En dehors du champ d’application des règles de coordination européennes susmentionnées, par exemple parce que les collaborateurs ont la nationalité d’un Etat tiers ou travaillent depuis un Etat tiers, les conditions- cadres juridiques résultent en ce cas de conventions bilatérales de sécurité sociale.

CONSEIL PRATIQUE 
La Suisse a conclu des accords de ce type avec 52 pays. Les conventions bilatérales de sécurité sociale sont très différentes les unes des autres.
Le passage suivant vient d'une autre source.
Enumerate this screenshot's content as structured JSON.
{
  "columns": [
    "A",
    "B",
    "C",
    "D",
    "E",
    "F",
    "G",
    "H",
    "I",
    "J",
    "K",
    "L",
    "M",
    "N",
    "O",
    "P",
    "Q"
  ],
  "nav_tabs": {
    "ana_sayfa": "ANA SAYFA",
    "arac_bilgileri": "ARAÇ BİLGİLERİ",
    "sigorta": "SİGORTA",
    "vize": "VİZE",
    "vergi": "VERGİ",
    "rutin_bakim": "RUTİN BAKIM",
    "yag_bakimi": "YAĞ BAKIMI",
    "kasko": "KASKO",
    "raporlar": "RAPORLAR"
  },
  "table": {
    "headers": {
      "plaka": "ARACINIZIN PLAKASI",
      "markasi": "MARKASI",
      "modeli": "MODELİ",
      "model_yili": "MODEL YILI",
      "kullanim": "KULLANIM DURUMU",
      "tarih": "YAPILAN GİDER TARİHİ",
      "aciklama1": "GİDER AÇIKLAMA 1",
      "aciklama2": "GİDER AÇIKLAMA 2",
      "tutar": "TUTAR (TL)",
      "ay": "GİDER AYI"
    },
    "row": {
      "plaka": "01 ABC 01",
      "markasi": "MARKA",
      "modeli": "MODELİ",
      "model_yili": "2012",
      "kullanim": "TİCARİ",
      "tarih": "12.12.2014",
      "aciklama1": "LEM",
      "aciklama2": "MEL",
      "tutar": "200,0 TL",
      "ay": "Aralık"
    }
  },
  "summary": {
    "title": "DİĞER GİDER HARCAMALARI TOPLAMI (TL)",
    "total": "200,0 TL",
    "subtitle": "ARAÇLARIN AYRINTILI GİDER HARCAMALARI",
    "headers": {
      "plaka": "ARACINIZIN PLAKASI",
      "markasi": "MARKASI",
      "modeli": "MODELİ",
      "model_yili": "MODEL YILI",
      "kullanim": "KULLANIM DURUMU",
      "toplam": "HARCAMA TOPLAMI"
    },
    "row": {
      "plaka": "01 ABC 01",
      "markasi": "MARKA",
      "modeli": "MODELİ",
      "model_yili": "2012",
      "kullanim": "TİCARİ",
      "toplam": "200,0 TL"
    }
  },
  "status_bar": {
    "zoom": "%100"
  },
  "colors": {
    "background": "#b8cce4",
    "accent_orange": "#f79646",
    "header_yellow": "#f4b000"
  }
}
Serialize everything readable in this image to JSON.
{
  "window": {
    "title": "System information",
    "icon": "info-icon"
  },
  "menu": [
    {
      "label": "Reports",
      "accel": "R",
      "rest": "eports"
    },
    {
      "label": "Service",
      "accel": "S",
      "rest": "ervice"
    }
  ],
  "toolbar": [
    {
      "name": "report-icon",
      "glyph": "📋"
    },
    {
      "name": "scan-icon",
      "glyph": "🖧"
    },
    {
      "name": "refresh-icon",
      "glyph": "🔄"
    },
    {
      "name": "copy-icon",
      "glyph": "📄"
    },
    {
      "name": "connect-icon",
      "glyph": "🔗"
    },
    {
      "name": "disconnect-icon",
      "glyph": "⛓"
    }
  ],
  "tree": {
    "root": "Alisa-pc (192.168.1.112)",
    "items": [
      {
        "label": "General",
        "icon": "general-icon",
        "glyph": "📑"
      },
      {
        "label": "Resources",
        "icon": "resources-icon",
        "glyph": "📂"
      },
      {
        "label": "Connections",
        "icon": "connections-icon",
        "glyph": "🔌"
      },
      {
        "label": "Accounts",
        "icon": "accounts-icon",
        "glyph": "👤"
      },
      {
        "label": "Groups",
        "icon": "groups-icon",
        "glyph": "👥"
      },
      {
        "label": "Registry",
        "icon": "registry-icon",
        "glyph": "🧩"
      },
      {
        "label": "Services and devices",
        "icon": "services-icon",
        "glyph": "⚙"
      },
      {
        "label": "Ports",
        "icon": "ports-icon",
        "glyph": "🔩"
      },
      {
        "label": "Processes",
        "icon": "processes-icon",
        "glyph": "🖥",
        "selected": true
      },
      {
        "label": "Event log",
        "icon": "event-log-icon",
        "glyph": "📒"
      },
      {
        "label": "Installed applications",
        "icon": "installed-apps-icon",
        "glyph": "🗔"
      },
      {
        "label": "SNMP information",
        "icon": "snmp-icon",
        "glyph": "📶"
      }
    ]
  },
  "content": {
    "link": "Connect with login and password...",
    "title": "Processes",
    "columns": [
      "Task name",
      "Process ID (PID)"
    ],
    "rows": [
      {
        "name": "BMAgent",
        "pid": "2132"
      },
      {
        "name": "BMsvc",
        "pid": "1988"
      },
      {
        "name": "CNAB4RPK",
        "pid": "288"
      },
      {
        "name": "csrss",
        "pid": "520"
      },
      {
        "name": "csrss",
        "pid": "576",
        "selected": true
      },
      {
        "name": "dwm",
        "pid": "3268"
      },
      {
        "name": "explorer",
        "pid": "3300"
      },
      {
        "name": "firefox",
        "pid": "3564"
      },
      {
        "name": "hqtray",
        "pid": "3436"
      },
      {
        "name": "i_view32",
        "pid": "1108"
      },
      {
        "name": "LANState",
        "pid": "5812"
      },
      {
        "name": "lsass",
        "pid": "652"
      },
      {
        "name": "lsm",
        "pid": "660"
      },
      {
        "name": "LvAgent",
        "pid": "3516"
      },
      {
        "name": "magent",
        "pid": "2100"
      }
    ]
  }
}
C’est pourquoi il est préférable que les employeurs n’inscrivent pas dans leurs règlements de garanties générales pour les travailleurs, et ce quelle que soit la destination prévue.

Après le Brexit, la Suisse a conclu avec le Royaume-Uni un accord sur la sécurité sociale qui s’inspire étroitement des réglementations de l’UE/AELE. Ici aussi, la règle des 25% s’applique au télétravail transfrontalier; quant aux «Workation», elles sont traitées de la même manière que les détachements du point de vue du droit des assurances sociales. 

En revanche, en l’absence d’un accord bilatéral ou si les collaborateurs ne sont pas couverts par un tel accord, les obligations sont régies par le droit des assurances sociales du pays concerné. En outre, il est possible, sur demande, de rester assuré à l’AVS/AI/APG et AC si le collaborateur compte cinq années consécutives d’assurance immédiatement avant l’activité à l’étranger (art. 1a, al. 3, let. a LAVS, art. 5 ss RAVS).